Dr. Johannes (Hannes) Zuber
Dr. Johannes (Hannes) Zuber is a post-doctoral fellow working in the Tita Monti Cancer Research Laboratory at Cold Spring Harbor Laboratory (CSHL). He has developed several mouse models of acute myeloid leukemia (AML) to study the genetics of this devastating cancer. These mouse models have already identified several genes that will help physicians make therapeutic decisions for cancer patients and may also identify potential targets for novel therapeutic drugs.
Zuber’s past experience as a hematology oncologist in Berlin, Germany, helps drive his passion for research. The standard protocols used to treat AML patients employed very high doses of chemotherapeutics, which resulted in 10% of patients dying from toxicity. Researching the genetics of leukemia that respond to lower-dose therapy and those that do not could help tailor therapies to the specific genetic composition of leukemia in each patient, sparing some the devastating side effects of high-dose chemotherapy.
Amy Rappaport
Amy Rappaport is a graduate student in the Watson School of Biological Sciences at CSHL. Dr. Lowe calls her a “pioneer” for her use of two recently developed technologies to unravel the complex genetic and biochemical networks that cause acute myeloid leukemia (AML), a cancer in which certain white blood cells proliferate out of control in the bone marrow.

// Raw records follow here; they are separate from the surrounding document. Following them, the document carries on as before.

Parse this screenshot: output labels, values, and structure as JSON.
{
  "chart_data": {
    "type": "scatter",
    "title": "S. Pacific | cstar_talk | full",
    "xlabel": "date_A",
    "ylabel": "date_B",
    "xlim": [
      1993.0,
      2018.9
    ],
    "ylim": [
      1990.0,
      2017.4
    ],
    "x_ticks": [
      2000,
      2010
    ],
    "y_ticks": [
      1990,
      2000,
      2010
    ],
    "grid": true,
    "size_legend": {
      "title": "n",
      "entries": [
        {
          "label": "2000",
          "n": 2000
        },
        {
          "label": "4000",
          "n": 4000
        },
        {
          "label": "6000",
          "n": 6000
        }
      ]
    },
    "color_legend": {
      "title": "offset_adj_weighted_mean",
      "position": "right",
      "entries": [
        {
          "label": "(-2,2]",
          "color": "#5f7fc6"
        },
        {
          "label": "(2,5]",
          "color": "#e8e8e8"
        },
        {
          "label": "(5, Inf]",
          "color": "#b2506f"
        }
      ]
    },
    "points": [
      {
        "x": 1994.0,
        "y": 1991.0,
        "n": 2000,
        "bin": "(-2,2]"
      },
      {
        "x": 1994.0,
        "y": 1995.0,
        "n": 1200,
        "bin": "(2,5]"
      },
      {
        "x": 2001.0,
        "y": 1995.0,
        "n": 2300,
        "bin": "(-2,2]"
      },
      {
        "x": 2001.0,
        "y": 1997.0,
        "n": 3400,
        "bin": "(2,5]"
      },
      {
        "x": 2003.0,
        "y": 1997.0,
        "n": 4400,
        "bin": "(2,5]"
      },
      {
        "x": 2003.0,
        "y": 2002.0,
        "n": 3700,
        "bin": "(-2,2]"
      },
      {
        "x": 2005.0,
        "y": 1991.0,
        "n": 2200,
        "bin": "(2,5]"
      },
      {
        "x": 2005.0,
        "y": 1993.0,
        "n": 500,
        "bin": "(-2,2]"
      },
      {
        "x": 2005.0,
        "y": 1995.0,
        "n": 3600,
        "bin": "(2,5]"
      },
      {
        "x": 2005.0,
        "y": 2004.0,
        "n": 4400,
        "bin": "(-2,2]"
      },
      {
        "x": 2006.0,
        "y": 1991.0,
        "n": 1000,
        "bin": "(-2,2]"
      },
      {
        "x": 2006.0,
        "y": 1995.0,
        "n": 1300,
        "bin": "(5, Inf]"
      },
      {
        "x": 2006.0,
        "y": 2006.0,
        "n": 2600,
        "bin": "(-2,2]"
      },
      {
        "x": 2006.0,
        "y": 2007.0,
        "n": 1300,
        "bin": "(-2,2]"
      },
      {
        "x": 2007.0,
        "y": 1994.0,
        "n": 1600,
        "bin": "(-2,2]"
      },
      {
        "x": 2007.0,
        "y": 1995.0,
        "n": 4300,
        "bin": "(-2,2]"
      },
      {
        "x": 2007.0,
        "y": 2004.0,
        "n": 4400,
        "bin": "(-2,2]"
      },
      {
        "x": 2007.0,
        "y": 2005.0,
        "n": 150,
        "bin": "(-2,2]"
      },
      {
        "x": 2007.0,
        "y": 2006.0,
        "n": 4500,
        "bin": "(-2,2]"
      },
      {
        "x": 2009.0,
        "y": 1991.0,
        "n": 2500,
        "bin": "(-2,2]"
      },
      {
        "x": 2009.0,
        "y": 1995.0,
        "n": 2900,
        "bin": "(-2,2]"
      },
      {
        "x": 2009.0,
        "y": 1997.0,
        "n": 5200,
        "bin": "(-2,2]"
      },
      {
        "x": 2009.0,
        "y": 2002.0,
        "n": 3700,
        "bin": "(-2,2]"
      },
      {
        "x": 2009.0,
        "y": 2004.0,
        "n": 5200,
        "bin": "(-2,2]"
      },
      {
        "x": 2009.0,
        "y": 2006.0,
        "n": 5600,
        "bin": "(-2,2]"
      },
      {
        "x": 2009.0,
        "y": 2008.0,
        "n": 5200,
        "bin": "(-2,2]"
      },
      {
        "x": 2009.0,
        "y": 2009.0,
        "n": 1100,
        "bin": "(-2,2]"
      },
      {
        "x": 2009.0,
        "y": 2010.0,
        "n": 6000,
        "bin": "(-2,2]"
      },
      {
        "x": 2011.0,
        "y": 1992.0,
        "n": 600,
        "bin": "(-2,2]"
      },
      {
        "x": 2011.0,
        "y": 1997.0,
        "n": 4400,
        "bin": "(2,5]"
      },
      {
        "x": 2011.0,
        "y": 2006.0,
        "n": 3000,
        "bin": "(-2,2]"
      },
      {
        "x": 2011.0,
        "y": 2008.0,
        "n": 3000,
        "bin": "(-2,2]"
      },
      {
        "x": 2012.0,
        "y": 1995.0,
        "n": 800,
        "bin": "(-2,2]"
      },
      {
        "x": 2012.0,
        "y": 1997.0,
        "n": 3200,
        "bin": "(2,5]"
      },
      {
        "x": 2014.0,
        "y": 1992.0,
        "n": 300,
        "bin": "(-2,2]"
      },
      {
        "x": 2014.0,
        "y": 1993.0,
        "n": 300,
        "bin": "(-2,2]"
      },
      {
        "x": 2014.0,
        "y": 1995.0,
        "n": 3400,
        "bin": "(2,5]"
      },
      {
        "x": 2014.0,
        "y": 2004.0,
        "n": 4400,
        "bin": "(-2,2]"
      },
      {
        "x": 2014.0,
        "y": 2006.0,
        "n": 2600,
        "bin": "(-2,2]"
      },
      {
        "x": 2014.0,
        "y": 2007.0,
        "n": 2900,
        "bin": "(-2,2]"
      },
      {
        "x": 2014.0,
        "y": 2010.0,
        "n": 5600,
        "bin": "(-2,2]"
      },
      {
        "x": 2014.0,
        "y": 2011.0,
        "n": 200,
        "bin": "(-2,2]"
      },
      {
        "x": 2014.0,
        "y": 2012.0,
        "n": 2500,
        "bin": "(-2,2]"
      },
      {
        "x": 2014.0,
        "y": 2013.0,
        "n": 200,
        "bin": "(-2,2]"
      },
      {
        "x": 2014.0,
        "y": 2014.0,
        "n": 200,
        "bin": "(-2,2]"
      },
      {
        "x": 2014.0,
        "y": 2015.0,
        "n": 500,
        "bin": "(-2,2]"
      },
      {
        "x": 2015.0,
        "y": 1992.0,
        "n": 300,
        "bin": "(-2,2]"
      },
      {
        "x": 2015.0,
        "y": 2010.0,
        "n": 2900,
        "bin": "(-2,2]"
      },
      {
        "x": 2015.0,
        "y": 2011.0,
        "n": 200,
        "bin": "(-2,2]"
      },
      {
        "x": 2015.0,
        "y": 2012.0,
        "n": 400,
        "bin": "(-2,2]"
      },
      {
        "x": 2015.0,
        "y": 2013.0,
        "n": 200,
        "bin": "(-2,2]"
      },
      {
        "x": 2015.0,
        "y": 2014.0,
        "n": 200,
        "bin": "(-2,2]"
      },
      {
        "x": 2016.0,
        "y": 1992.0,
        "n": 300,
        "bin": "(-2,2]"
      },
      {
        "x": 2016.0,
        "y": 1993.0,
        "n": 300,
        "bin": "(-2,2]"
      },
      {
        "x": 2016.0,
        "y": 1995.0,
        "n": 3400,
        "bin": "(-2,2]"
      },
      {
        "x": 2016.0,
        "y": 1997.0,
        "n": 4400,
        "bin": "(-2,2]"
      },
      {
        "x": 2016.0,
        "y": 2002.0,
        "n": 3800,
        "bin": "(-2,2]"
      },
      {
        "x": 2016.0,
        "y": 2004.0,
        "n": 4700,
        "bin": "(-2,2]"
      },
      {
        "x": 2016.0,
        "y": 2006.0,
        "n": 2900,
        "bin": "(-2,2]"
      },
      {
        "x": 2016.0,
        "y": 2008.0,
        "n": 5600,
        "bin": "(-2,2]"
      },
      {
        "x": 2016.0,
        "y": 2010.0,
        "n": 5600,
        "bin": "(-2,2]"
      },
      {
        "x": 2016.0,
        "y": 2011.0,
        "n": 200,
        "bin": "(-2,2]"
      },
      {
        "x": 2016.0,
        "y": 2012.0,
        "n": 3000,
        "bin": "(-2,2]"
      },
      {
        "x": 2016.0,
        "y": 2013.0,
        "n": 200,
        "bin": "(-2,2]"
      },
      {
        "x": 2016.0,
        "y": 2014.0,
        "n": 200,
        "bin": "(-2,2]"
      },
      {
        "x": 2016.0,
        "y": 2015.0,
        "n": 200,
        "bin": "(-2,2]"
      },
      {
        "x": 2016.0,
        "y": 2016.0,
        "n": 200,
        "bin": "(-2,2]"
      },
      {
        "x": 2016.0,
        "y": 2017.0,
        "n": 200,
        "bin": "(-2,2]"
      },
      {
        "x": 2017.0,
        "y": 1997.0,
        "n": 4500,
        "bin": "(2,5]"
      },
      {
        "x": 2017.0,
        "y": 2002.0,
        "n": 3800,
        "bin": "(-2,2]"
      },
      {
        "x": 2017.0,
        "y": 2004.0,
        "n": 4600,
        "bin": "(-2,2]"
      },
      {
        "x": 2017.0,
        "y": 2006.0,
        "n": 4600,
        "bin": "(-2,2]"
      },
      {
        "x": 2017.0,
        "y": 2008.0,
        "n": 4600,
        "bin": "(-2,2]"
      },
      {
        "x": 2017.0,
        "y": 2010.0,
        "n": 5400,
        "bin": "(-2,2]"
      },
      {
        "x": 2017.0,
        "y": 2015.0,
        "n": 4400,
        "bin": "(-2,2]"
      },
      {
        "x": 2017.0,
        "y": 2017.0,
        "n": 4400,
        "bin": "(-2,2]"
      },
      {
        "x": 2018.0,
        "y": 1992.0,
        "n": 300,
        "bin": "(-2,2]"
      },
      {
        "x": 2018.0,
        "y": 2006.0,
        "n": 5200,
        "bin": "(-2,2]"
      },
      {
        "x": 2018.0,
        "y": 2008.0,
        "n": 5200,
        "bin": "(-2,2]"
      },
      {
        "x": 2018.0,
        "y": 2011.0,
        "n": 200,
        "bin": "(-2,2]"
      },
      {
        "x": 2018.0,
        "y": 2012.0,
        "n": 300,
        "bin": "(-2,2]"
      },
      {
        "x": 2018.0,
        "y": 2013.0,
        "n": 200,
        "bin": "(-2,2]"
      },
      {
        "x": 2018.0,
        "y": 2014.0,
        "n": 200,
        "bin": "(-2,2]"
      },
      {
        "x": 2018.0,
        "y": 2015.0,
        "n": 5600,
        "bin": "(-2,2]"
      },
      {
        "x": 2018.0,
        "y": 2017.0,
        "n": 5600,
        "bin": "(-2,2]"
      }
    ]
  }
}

For a few years now, scientists have known that AML patients who respond poorly to treatment carry mutations in genes embedded in chromosomes 5 and 7. But there are many genes in these regions, and despite years of hard work it is not yet clear which are specifically associated with AML.
Rappaport is using a revolutionary technique called RNA interference, or RNAi, developed in part by CSHL scientist Greg Hannon, to switch genes “off” on the two chromosomes. Her test subjects are mice that have been engineered by Dr. Lowe’s group to develop AML-like disease. The scientists predict that combining this animal model with the power of RNAi will enable them to develop a more comprehensive scan of most of the potential leukemia-causing genetic culprits, which in turn will help drive the development of effective drug treatments.